Greg took a moment in the silence. His office, the space where he had spent nearly every day for the last nine years: desk, shelves, alcove where that bottle of scotch had whispered to him, his inanimate safety net. Decisions made here. Messages sent and received. Realizations. He looked out the window: Yakutsk floated below, lovely from this height, gray and smooth, the bright light of Smolensk looking up like one wide eye.

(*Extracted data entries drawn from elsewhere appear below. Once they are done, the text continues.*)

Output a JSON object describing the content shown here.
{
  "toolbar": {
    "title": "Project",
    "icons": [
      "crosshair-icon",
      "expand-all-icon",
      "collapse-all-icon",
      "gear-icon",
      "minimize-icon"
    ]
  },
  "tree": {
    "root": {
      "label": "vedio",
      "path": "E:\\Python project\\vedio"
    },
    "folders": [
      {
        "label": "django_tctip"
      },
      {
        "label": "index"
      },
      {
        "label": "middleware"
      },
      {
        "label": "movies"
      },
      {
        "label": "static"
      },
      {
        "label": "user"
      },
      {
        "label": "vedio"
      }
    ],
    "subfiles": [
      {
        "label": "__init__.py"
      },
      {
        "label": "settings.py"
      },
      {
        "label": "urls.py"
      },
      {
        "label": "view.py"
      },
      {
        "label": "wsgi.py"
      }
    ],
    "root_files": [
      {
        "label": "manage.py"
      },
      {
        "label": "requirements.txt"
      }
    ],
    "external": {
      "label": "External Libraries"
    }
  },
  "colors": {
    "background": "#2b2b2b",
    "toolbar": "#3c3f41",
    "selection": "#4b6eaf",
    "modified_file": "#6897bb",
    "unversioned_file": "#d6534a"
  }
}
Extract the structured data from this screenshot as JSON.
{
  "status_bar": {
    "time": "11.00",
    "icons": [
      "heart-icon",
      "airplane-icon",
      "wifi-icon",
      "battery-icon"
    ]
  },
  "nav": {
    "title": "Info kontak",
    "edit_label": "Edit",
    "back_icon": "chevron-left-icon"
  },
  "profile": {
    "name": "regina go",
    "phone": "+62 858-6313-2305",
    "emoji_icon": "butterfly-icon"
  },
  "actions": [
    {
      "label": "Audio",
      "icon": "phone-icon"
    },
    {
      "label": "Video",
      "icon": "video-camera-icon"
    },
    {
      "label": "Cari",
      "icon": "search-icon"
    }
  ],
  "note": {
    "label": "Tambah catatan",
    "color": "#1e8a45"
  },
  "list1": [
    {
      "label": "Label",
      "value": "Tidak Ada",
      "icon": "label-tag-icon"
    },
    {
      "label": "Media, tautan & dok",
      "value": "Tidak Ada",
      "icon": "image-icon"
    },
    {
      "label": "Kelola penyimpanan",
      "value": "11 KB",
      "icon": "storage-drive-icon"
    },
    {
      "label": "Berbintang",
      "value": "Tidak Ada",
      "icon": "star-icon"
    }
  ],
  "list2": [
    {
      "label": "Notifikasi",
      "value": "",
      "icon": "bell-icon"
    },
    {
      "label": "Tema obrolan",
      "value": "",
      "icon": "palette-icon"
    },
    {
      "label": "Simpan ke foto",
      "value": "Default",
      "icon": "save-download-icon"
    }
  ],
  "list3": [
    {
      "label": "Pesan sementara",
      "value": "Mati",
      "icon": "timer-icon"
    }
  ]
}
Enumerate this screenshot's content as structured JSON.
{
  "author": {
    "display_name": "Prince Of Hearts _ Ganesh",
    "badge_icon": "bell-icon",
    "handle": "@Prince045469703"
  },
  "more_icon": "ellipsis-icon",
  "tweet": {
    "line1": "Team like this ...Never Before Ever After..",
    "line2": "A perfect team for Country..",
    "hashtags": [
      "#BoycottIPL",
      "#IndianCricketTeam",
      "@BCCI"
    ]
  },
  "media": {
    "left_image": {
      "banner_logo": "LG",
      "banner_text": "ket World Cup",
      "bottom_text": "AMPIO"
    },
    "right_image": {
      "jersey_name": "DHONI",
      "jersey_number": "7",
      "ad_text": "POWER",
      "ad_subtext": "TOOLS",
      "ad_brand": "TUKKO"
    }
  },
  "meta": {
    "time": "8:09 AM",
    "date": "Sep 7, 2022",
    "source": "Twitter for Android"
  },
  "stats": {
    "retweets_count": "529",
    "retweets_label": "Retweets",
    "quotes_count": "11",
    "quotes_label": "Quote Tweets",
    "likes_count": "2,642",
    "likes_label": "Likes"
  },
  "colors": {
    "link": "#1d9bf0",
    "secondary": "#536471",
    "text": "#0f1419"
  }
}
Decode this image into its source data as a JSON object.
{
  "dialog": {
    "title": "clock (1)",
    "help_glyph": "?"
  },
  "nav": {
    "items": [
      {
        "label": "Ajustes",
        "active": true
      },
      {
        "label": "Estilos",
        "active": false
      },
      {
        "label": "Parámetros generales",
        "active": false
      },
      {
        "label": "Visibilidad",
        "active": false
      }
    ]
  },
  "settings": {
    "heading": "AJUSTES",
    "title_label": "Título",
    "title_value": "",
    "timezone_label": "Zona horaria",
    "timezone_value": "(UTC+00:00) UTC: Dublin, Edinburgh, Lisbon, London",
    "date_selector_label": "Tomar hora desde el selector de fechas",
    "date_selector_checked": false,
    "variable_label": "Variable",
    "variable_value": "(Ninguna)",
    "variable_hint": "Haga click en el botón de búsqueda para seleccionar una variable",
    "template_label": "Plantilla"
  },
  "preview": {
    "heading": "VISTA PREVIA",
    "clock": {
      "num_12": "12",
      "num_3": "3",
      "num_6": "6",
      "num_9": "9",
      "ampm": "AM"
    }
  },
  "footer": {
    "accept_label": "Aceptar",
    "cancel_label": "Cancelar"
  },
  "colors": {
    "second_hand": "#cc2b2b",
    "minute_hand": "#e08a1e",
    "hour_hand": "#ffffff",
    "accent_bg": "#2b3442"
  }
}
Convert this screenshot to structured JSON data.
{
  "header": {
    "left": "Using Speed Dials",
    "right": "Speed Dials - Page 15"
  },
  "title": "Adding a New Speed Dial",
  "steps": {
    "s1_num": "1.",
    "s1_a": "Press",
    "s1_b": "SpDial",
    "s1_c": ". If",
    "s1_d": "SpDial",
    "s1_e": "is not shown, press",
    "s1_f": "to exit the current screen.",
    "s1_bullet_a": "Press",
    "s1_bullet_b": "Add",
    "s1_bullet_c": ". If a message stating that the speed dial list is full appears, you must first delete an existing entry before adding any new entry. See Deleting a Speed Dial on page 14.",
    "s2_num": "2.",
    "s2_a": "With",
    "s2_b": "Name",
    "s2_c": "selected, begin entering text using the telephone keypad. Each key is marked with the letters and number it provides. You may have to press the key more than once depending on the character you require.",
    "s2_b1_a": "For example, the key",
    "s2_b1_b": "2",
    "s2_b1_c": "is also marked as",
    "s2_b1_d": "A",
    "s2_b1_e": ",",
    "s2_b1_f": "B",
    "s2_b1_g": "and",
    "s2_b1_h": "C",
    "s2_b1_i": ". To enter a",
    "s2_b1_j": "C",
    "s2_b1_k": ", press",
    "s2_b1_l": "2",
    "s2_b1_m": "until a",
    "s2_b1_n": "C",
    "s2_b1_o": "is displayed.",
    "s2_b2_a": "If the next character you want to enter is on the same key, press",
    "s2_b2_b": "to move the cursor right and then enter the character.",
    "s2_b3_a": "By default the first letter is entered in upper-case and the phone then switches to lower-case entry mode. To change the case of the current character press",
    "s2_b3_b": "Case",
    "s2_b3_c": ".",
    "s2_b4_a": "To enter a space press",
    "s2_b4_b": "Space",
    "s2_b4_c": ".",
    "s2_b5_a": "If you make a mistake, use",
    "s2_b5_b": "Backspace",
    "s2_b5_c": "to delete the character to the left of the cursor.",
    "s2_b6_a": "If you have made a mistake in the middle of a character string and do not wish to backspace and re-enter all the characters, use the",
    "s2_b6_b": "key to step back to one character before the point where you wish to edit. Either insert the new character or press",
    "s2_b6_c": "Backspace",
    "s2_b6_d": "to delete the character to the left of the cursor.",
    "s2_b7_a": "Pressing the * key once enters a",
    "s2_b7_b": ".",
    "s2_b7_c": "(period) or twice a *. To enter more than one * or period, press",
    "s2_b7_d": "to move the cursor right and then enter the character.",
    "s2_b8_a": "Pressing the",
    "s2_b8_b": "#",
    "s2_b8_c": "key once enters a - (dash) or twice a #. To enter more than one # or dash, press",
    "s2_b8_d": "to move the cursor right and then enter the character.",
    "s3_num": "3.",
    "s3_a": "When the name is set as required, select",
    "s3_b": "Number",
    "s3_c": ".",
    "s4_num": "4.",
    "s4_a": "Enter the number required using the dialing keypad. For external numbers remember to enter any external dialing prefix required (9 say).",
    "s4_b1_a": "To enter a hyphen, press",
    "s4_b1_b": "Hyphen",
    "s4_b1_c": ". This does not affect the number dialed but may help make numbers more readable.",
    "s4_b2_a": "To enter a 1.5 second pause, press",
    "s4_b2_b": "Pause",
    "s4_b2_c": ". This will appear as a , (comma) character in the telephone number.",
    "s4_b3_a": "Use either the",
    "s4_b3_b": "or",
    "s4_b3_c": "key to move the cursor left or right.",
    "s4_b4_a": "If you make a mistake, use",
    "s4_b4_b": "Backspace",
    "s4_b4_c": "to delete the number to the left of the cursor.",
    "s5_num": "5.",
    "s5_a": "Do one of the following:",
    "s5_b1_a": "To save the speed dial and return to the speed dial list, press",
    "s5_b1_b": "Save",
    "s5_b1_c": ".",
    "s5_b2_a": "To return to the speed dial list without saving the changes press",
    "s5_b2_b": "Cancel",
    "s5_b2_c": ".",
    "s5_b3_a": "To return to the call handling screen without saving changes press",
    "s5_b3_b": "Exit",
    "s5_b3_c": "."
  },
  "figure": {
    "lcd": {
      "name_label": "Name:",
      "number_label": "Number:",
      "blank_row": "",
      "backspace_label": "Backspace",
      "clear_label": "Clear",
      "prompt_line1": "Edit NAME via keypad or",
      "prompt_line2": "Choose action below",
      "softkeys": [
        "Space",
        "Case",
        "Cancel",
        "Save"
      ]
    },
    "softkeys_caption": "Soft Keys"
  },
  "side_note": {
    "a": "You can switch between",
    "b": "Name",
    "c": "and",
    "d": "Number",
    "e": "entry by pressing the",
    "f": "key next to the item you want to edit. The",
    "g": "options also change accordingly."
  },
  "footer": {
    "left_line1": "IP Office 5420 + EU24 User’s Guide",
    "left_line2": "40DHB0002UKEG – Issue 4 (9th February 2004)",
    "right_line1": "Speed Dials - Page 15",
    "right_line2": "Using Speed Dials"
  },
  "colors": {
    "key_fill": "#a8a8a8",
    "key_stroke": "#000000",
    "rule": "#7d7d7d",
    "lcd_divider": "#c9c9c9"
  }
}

Galileo. His ship. His command.
Fuck the Corps, Greg. You matter.
He stood and took off his uniform jacket, draping it carefully over the back of his chair. And then he commed the landing bay, and told them to ready Leviathan.
Chapter 50
Indus Station
Botkin had gone rigid. “Wait here,” he told her tersely, and hurried up the hallway.
She stared at the wall. The panel was still open, Botkin’s access still active. Around her, people were running past, paying more attention to the alarm than one woman standing alone. They wouldn’t be able to hear her in the chaos. “Indus Station,” she whispered, “show me the Olam Fleet.”
The display went blank for a moment, and then she saw a familiar FTL field telemetry reading: six ships, in loose formation, traveling far faster than any field she’d ever seen. Her mind immediately leapt to the implementation details: How are they generating the extra power needed? How are they keeping the field stable? Off loading guidance only saves them ten, maybe fifteen percent—what else are they using here?
None of that mattered. “Indus Station,” she said, “terminate telemetry to the Olam Fleet.”
The interface winked blandly at her. “Authorization required.”
Of course. It wouldn’t be that easy. She thought of all the cryptographic lessons she’d had, all of the unauthorized things Jessica had taught her—or tried to teach her. If this was all they wanted, she realized, they would have sent Jess.